Introducing “Think in Games”: Tencent’s Innovative AI Training Framework
Tencent researchers have unveiled a groundbreaking approach to AI training named “Think in Games” (TiG), designed to enhance strategic reasoning in artificial intelligence models. This novel framework leverages the complex multiplayer environment of the popular game Honor of Kings to cultivate advanced decision-making skills in AI systems.
Strategic Reasoning Through Multiplayer Gaming
By utilizing gameplay data from Honor of Kings, the TiG framework integrates supervised learning with reinforcement learning, augmented by a method called Group Relative Policy Optimization (GRPO). This hybrid training approach enables AI models to develop nuanced strategic thinking, mimicking human-like reasoning in competitive scenarios.
Smaller Models Surpassing Larger Counterparts
Remarkably, the study revealed that under specific training conditions, more compact language models can outperform their larger counterparts. For instance, Tencent’s Qwen3-14B model achieved an impressive 90.9% accuracy in decision-making after just 2,000 training iterations, surpassing Deepseek R1’s 86.7% performance. This finding challenges the conventional assumption that bigger models always yield better results, highlighting the efficiency of the TiG framework.

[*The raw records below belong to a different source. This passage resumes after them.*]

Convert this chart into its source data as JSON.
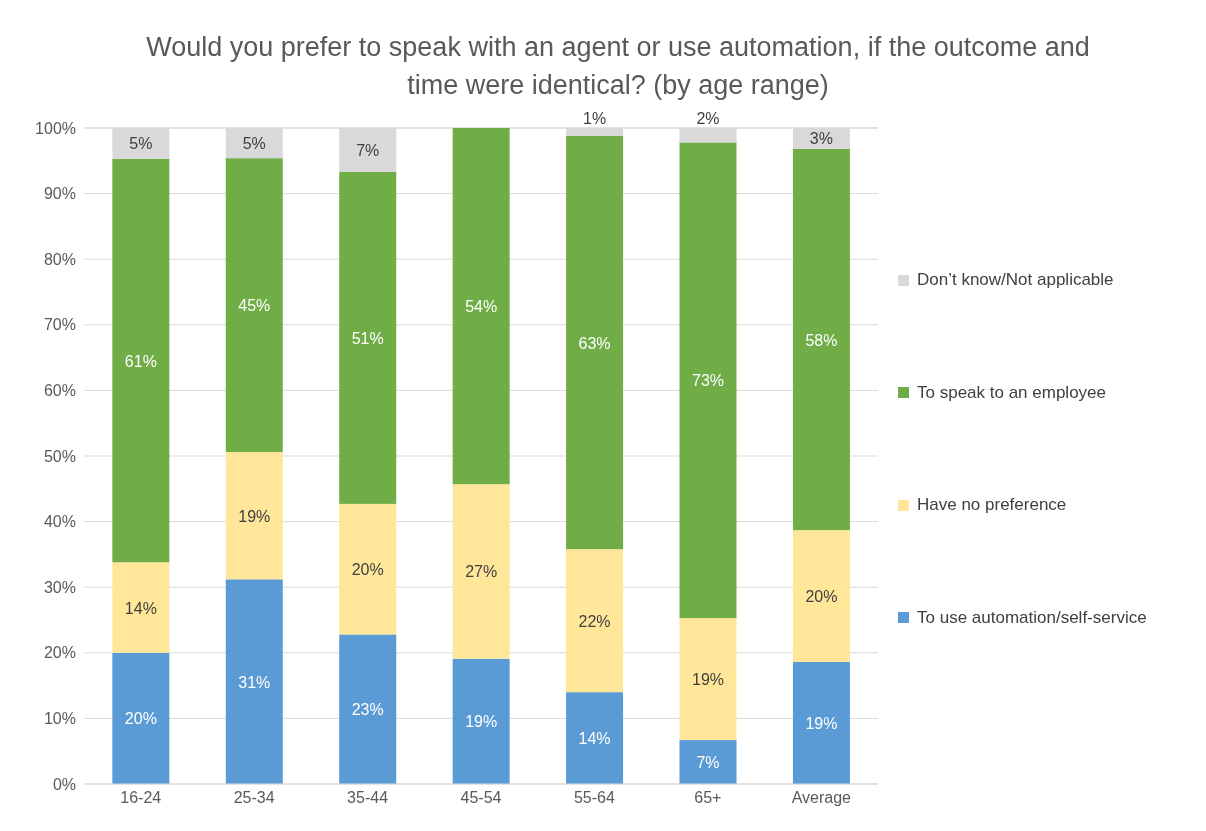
{
  "chart_data": {
    "type": "bar",
    "title": "Would you prefer to speak with an agent or use automation, if the outcome and time were identical? (by age range)",
    "categories": [
      "16-24",
      "25-34",
      "35-44",
      "45-54",
      "55-64",
      "65+",
      "Average"
    ],
    "stacked": true,
    "grid": "y",
    "legend": "right",
    "ylim": [
      0,
      100
    ],
    "yticks": [
      {
        "value": 0,
        "label": "0%"
      },
      {
        "value": 10,
        "label": "10%"
      },
      {
        "value": 20,
        "label": "20%"
      },
      {
        "value": 30,
        "label": "30%"
      },
      {
        "value": 40,
        "label": "40%"
      },
      {
        "value": 50,
        "label": "50%"
      },
      {
        "value": 60,
        "label": "60%"
      },
      {
        "value": 70,
        "label": "70%"
      },
      {
        "value": 80,
        "label": "80%"
      },
      {
        "value": 90,
        "label": "90%"
      },
      {
        "value": 100,
        "label": "100%"
      }
    ],
    "series": [
      {
        "name": "To use automation/self-service",
        "color": "#5b9bd5",
        "values": [
          20,
          31.2,
          22.8,
          19.1,
          14,
          6.7,
          18.6
        ],
        "value_labels": [
          "20%",
          "31%",
          "23%",
          "19%",
          "14%",
          "7%",
          "19%"
        ]
      },
      {
        "name": "Have no preference",
        "color": "#ffe699",
        "values": [
          13.8,
          19.4,
          19.9,
          26.6,
          21.8,
          18.6,
          20.1
        ],
        "value_labels": [
          "14%",
          "19%",
          "20%",
          "27%",
          "22%",
          "19%",
          "20%"
        ]
      },
      {
        "name": "To speak to an employee",
        "color": "#70ad47",
        "values": [
          61.5,
          44.8,
          50.6,
          54.3,
          63,
          72.5,
          58.1
        ],
        "value_labels": [
          "61%",
          "45%",
          "51%",
          "54%",
          "63%",
          "73%",
          "58%"
        ]
      },
      {
        "name": "Don’t know/Not applicable",
        "color": "#d9d9d9",
        "values": [
          4.7,
          4.6,
          6.7,
          null,
          1.2,
          2.2,
          3.2
        ],
        "value_labels": [
          "5%",
          "5%",
          "7%",
          null,
          "1%",
          "2%",
          "3%"
        ]
      }
    ]
  }
}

Broader Implications Beyond Gaming
Beyond enhancing gameplay capabilities, the TiG framework also promotes explainable AI reasoning, a critical factor for transparency and trust in AI applications. The researchers suggest that this approach holds promise for diverse fields such as autonomous systems, strategic planning, and complex problem-solving tasks where clear rationale behind decisions is essential.
Future Prospects and Industry Impact
As AI continues to evolve, frameworks like TiG represent a significant step toward more intelligent and interpretable models. With the global gaming market projected to exceed $250 billion by 2025, integrating AI that can learn and reason through games offers exciting opportunities for both entertainment and practical AI deployment.